A lot of IT managers would like to keep closer tabs on their important systems, but it often takes a crisis to justify the time and expense required.
Jim Hirschauer, technology architecture manager and technical expert for Wachovia’s Corporate and Investment Banking Group, recalls one poignant example of this. “It was a foreign trading application, and we were having intermittent performance issues, which was causing some significant problems for some of our customers,” he says. “They started complaining about delays, and with the speed of that market, delays aren’t good. Those customers can go away very easily, and a couple of them did.”
Hirschauer couldn’t estimate the amount of revenue Wachovia lost due to the defections, some of which were only temporary.

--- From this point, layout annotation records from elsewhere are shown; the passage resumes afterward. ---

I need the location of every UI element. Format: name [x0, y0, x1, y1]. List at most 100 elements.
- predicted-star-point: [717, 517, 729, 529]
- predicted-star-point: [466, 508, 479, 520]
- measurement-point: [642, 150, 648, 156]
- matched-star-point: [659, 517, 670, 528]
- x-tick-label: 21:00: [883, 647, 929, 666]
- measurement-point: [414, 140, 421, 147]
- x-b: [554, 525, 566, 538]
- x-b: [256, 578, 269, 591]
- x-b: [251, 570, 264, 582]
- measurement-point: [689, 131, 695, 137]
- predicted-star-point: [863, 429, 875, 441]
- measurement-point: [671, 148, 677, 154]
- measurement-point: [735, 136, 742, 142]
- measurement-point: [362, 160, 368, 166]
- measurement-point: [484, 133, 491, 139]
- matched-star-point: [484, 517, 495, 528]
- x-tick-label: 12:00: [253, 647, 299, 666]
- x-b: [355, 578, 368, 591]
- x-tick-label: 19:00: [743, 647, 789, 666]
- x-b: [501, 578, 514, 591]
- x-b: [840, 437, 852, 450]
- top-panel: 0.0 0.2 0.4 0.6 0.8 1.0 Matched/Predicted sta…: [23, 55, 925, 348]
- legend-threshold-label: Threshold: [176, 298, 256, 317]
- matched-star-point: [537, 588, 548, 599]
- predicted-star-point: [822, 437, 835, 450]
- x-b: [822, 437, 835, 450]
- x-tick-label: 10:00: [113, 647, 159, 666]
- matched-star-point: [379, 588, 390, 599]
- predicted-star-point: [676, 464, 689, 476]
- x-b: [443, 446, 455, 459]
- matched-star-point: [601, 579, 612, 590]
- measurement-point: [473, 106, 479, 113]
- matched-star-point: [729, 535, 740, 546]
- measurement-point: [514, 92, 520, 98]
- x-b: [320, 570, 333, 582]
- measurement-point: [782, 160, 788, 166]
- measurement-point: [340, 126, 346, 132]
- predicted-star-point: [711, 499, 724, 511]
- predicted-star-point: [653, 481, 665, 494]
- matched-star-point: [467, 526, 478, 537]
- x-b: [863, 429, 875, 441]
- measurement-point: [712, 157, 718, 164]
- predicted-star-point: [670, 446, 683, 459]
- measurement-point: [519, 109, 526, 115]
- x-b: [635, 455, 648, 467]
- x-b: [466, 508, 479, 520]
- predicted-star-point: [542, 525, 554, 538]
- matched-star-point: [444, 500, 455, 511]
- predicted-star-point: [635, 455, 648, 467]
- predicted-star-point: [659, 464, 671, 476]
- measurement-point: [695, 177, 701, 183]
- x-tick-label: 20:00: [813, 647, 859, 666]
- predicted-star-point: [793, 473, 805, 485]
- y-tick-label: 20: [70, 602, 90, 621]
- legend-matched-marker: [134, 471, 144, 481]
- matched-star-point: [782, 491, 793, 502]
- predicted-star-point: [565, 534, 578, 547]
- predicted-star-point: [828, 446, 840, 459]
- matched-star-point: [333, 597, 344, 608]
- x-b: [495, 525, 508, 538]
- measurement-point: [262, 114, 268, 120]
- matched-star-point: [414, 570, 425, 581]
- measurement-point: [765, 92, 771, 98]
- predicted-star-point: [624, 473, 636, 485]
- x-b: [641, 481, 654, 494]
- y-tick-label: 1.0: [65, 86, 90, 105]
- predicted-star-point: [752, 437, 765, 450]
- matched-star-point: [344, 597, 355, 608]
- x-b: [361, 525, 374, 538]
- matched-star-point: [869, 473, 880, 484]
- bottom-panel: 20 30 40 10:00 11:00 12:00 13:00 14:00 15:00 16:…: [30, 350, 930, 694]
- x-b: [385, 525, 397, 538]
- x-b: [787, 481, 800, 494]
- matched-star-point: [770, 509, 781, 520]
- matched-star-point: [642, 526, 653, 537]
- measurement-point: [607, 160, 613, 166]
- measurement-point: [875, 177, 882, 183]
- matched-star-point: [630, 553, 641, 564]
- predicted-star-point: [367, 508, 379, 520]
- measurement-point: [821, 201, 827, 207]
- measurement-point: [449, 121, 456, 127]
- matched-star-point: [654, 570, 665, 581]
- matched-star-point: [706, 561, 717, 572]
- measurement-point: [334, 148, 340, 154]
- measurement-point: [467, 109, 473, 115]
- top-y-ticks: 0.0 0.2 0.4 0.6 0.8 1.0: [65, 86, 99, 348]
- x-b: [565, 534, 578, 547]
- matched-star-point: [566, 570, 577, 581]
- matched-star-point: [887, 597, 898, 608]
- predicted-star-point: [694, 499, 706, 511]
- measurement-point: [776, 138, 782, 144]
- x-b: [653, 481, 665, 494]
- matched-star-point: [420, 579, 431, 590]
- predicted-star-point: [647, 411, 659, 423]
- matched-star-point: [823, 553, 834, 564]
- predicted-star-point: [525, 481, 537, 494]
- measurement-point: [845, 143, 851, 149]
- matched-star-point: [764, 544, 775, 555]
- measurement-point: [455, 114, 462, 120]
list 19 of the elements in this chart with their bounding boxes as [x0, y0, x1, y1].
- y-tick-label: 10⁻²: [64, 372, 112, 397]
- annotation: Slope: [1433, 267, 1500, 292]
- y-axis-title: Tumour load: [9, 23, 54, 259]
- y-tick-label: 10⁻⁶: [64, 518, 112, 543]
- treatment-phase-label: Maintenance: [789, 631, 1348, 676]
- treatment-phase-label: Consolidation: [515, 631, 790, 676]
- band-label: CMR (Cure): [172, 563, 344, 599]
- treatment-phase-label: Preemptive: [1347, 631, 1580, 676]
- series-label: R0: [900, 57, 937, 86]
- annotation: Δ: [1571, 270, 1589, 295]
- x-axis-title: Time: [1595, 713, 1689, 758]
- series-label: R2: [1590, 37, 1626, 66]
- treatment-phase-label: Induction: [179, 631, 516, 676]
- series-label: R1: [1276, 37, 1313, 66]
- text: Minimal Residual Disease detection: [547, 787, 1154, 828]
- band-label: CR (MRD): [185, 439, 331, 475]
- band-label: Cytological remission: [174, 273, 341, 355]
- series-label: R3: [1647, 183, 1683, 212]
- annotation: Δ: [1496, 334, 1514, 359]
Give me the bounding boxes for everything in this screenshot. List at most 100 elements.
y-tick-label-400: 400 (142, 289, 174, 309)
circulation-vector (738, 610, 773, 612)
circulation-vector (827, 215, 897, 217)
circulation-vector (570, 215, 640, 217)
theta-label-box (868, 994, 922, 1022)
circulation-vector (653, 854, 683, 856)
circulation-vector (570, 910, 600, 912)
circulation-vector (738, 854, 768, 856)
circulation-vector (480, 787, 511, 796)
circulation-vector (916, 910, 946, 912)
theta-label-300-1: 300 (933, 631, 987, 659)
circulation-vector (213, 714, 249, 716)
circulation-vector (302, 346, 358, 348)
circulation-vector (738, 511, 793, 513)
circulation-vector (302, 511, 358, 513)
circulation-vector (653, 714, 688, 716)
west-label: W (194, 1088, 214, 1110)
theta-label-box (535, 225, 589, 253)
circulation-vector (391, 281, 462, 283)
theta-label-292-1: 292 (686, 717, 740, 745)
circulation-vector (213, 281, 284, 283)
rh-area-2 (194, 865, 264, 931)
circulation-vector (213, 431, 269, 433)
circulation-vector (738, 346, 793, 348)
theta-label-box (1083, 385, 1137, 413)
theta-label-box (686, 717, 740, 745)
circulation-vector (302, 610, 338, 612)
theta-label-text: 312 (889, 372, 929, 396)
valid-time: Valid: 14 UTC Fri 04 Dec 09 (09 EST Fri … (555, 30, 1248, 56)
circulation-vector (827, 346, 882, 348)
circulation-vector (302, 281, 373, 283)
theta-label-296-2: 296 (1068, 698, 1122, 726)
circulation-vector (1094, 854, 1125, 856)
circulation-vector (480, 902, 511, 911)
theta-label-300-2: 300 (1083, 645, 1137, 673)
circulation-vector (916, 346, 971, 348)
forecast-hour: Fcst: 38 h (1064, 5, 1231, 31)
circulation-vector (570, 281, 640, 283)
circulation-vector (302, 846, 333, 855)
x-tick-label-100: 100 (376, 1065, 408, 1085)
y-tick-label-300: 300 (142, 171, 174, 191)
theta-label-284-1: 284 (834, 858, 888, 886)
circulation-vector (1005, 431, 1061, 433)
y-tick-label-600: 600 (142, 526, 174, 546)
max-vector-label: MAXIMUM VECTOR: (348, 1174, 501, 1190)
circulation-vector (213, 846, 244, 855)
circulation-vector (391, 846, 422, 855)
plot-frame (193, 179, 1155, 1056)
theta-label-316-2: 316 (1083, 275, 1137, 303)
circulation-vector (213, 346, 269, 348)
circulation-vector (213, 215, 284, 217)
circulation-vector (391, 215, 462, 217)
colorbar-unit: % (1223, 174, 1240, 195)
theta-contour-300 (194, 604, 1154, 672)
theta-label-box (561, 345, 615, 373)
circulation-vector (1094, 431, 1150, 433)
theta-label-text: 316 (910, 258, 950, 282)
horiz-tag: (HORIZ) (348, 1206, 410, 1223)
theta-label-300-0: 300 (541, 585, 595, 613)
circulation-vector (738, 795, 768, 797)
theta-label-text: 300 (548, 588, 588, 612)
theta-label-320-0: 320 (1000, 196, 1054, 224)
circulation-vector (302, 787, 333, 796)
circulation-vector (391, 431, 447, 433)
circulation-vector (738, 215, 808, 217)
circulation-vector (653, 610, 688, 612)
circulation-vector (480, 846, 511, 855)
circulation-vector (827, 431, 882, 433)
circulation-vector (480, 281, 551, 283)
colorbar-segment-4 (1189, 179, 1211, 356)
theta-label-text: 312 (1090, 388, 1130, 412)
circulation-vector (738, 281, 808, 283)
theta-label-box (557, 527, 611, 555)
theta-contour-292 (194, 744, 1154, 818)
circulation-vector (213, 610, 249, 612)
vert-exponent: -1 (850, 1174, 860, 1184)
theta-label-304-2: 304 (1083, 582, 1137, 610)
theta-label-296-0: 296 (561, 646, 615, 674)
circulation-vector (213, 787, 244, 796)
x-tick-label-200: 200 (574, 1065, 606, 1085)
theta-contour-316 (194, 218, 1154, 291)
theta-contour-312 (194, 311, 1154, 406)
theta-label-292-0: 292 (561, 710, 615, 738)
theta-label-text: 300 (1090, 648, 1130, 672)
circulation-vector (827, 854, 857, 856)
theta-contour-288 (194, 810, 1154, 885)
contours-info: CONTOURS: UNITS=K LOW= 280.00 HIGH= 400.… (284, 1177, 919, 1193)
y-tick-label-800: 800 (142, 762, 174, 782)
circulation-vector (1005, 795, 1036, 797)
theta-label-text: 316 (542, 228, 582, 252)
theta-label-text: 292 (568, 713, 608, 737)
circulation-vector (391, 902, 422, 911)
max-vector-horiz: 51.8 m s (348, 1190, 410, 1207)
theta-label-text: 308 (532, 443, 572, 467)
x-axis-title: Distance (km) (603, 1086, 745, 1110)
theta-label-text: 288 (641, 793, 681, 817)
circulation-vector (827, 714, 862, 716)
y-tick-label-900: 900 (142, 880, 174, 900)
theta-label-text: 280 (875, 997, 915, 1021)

But in a business as volatile as investment banking, a single hot trading day can have a significant impact on revenue, and the loss of one large customer can keep a bank out of the rush.
The problem, Hirschauer says, was that Wachovia’s battery of systems-management and monitoring tools reacted too slowly. Like most systems-management software, these tools required IT to set performance thresholds and sent an alarm if they were exceeded.
If capacity on one application server reached 30 percent, for example, or available storage dipped below 50 percent, the systems-management agent might send an alert to a central console.
“The problem with a static threshold is that you tend to set it high to avoid having to react to false positives,” Hirschauer says. “But if you set it too high, you’re already pretty deep in the weeds by the time you know about it. And your values change as your infrastructure changes, so it becomes an administrative nightmare.”
Wachovia, which was in the midst of a larger project to improve systems monitoring, needed a better way to tell when performance was just beginning to affect customers?not just to know when the system was about to crash.
“We were basically in the business of availability monitoring,” Hirschauer says. “We were really good at knowing when a file system would fill up or if a server was up or down. What we didn’t do a good job of traditionally was monitoring of the component level and performance through the various application tiers.”
Symantec’s I3 deep-dive analysis tools helped troubleshoot that particular system, but they couldn’t get Wachovia’s IT crew out of the firefighting business.
The overall solution was a better-instrumented and better-integrated set of systems-management tools from Symantec, Hewlett Packard and others.
The technology that pushed Wachovia’s response far enough upstream to head off trouble before it arrived was a tool that warns IT when a system or application has stopped behaving normally?whether that means a sudden slowdown, acceleration or complete lack of response.